SEO, like the web, is constantly evolving. As search engines strive to improve both the quality of results as well as overall user experience, we need to keep these evolutions top of mind in order to stay relevant and ultimately, successful. Gone are the days of black hat SEO, shortcuts and quick fixes- thanks to Google’s persistence.
I know- change is tough. Yet, as the SEO landscape continues to shift, companies unwilling to change their ways risk losing whatever SEO equity they’ve created. The good news is that we’re here to help and there’s no time to take advantage of SEO’s best practices like the present. In order to get you started we’ve outlined 4 common SEO slip-ups. Let’s dive in, shall we?
Seriously, content first. Good content. Not keyword-stuffed content developed by an offshore contractor that charged $1 per 250 words. Yuck. Consider this: your website’s content is like a good meal. If you order off the dollar menu, you’re going to get dollar menu quality food. On the flip side, if you spring for a 22-day dry aged bone in rib eye, you’re getting a much higher quality meal and product. You can’t feed your website visitors a flimsy meat patty and expect them to believe it’s a steak, it’s just that simple.
Value is everything, and you want to give your loyal patrons something substantial to chew on (pun intended). What’s more, poorly written (and executed) content with little value will not entice your visitors to share what you’re providing. Just like a good meal, you want them to walk away satisfied and telling all their friends that they “need to check this place out.” Your content needs to be organized, fresh and easy to read in order to be valuable and shareable.
Duplicate Titles, Tags & Meta Descriptions
Every page within your website should have its own unique title and meta description. These are extremely important SEO elements because they represent vital pieces of information that are utilized on Search Engine Results Pages’ (SERP) preview snippets. Specifically, a snippet is a page’s title, coupled with a short description, which is what shows up when a specific term is searched and results are returned. The title tag accurately defines a page, letting Google’s crawlers understand that the page is distinct from another. The description gives a brief overview and describes your page to search engines. Both elements will immediately tell a user whether that page is going to be relevant to them. An optimal length for your title tag will be between 50-60 characters, since that’s the amount Google typically displays.

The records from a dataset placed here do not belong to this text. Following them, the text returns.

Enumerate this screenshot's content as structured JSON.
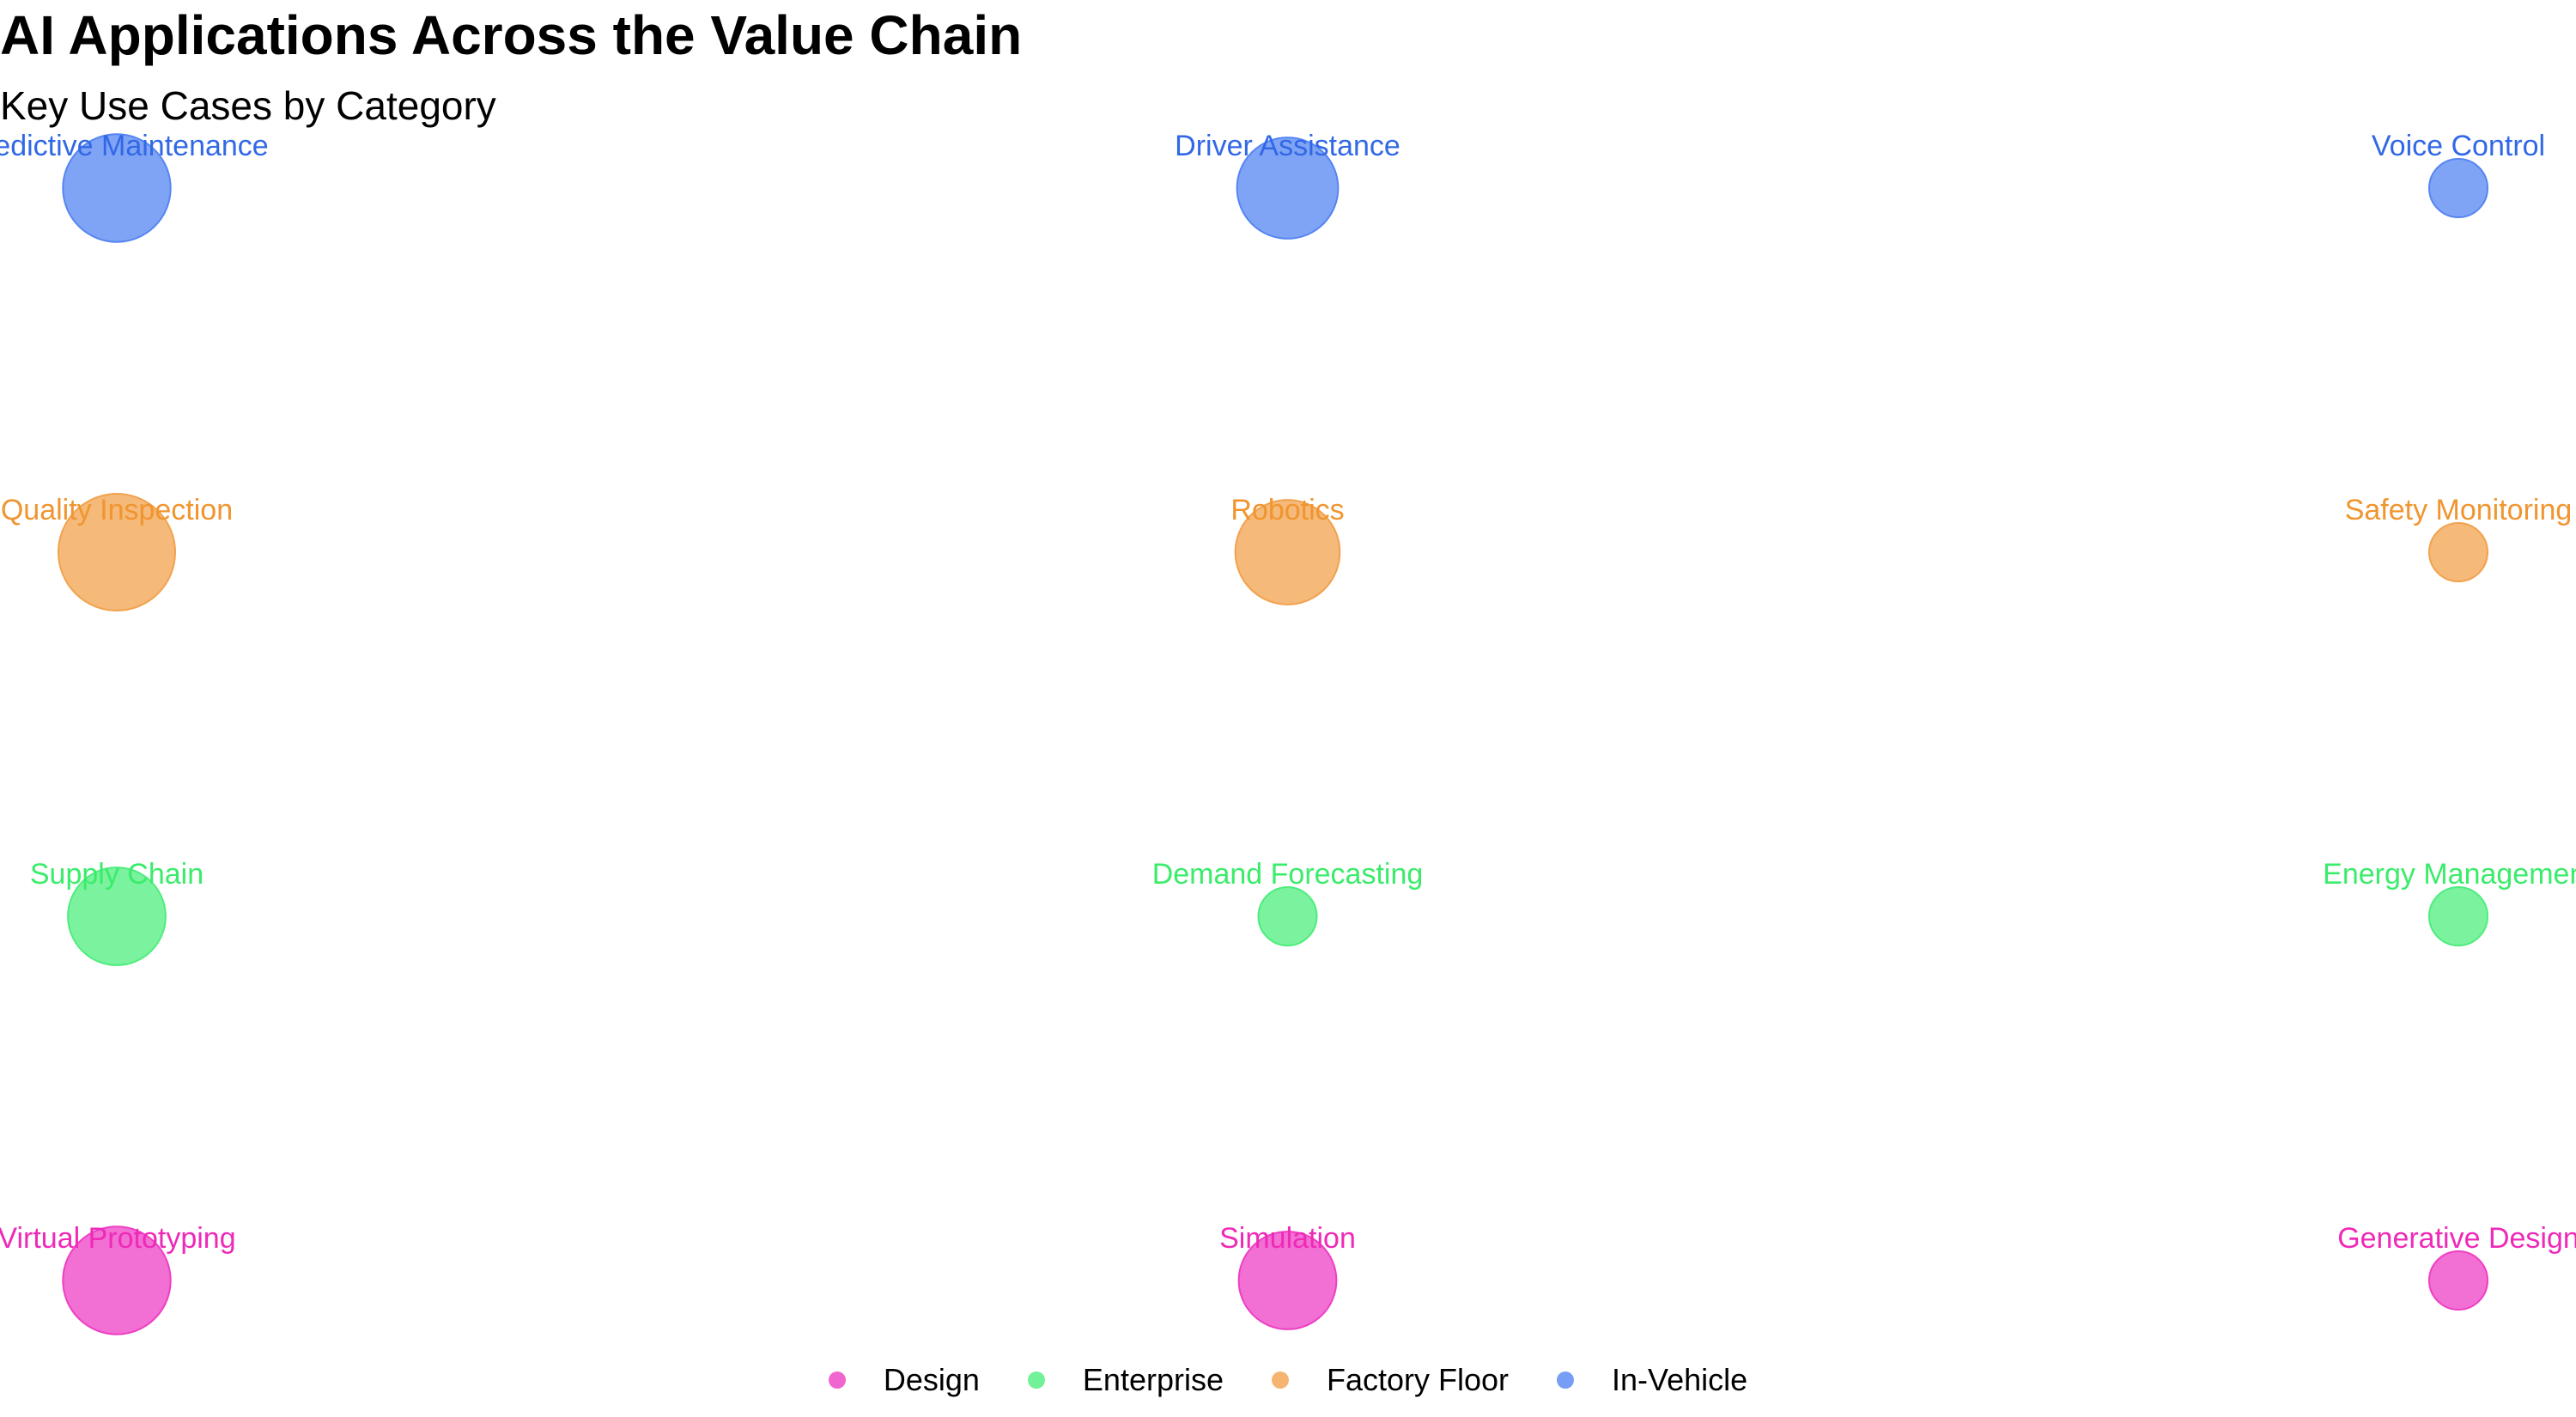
{
  "title": "AI Applications Across the Value Chain",
  "subtitle": "Key Use Cases by Category",
  "colors": {
    "Design": "#ee3fc4",
    "Enterprise": "#4eed7e",
    "Factory Floor": "#f2a24d",
    "In-Vehicle": "#5585f2"
  },
  "label_colors": {
    "Design": "#ee2ab8",
    "Enterprise": "#3bec6b",
    "Factory Floor": "#f0952f",
    "In-Vehicle": "#3168e6"
  },
  "legend": [
    {
      "label": "Design"
    },
    {
      "label": "Enterprise"
    },
    {
      "label": "Factory Floor"
    },
    {
      "label": "In-Vehicle"
    }
  ],
  "chart_data": {
    "type": "scatter",
    "title": "AI Applications Across the Value Chain",
    "subtitle": "Key Use Cases by Category",
    "categories": [
      "Design",
      "Enterprise",
      "Factory Floor",
      "In-Vehicle"
    ],
    "xlim": [
      1,
      3
    ],
    "grid": false,
    "legend_position": "bottom",
    "points": [
      {
        "label": "Virtual Prototyping",
        "category": "Design",
        "x": 1,
        "size": 85
      },
      {
        "label": "Simulation",
        "category": "Design",
        "x": 2,
        "size": 70
      },
      {
        "label": "Generative Design",
        "category": "Design",
        "x": 3,
        "size": 25
      },
      {
        "label": "Supply Chain",
        "category": "Enterprise",
        "x": 1,
        "size": 70
      },
      {
        "label": "Demand Forecasting",
        "category": "Enterprise",
        "x": 2,
        "size": 25
      },
      {
        "label": "Energy Management",
        "category": "Enterprise",
        "x": 3,
        "size": 25
      },
      {
        "label": "Quality Inspection",
        "category": "Factory Floor",
        "x": 1,
        "size": 100
      },
      {
        "label": "Robotics",
        "category": "Factory Floor",
        "x": 2,
        "size": 80
      },
      {
        "label": "Safety Monitoring",
        "category": "Factory Floor",
        "x": 3,
        "size": 25
      },
      {
        "label": "Predictive Maintenance",
        "category": "In-Vehicle",
        "x": 1,
        "size": 85
      },
      {
        "label": "Driver Assistance",
        "category": "In-Vehicle",
        "x": 2,
        "size": 75
      },
      {
        "label": "Voice Control",
        "category": "In-Vehicle",
        "x": 3,
        "size": 25
      }
    ]
  }
}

If a page has no title, or it’s named “Untitled,” Google will use their best judgment to pull the best title for the page. Additionally, if you have duplicate title tags and/or meta descriptions across multiple pages, Google will try to figure out a better web page title and description. Now, while they may show a different title or description to the user, these duplicate title tags and descriptions have a negative effect on your page’s scoring. Google is willing to help but only to a certain point but it’s on you to control your titles, tags and meta description destiny.
One reason Google is so forthcoming with information on how to help your website’s SEO (albeit they’re still a bit shrouded in mystery) is because they want to provide users with the best experience possible. Happy users return again and again to search for other topics that are top of mind. Your rankings are going to be negatively effected if you’re linking to content that no longer exists (404’s) or are improperly redirecting (302’s). Spiders are constantly crawling pages trying to index and rank them. When a page is broken, the spider can’t read it and subsequently that page is not indexed. Basically, it’s a missed opportunity for you and a nuisance to your users. Just imagine you’re searching online for a getaway package to Fiji and you’re certain you’ve found the right one. You click on the link. It’s broken- just like your dreams. How frustrating! Instead of lounging on a beach or flying over the Mamanuca Islands, you’re stuck searching for a new deal.
Failing to Optimize Images or PDFs
Search engines are incredibly smart but they crawl and understand data differently than we do. They speak a different language, and we’re the translators. Images and PDF’s, for example, aren’t read or “seen” by search engines like we see them. Providing appropriate and descriptive content for each image gives search engines more information about them. You’re essentially translating what they can’t understand and in doing so you’re making images or PDFs crawlable. To facilitate this, images also need to be saved using short but descriptive file names. For example, saving and uploading an image as “IMG0123.jpg” as opposed to “common-seo-slipups.jpg” gives spiders a whole lot less to go on. Finally, the “alt” attribute option on image assets should be utilized to specify alternative text for each uploaded image, which will also show if the image isn’t loading properly.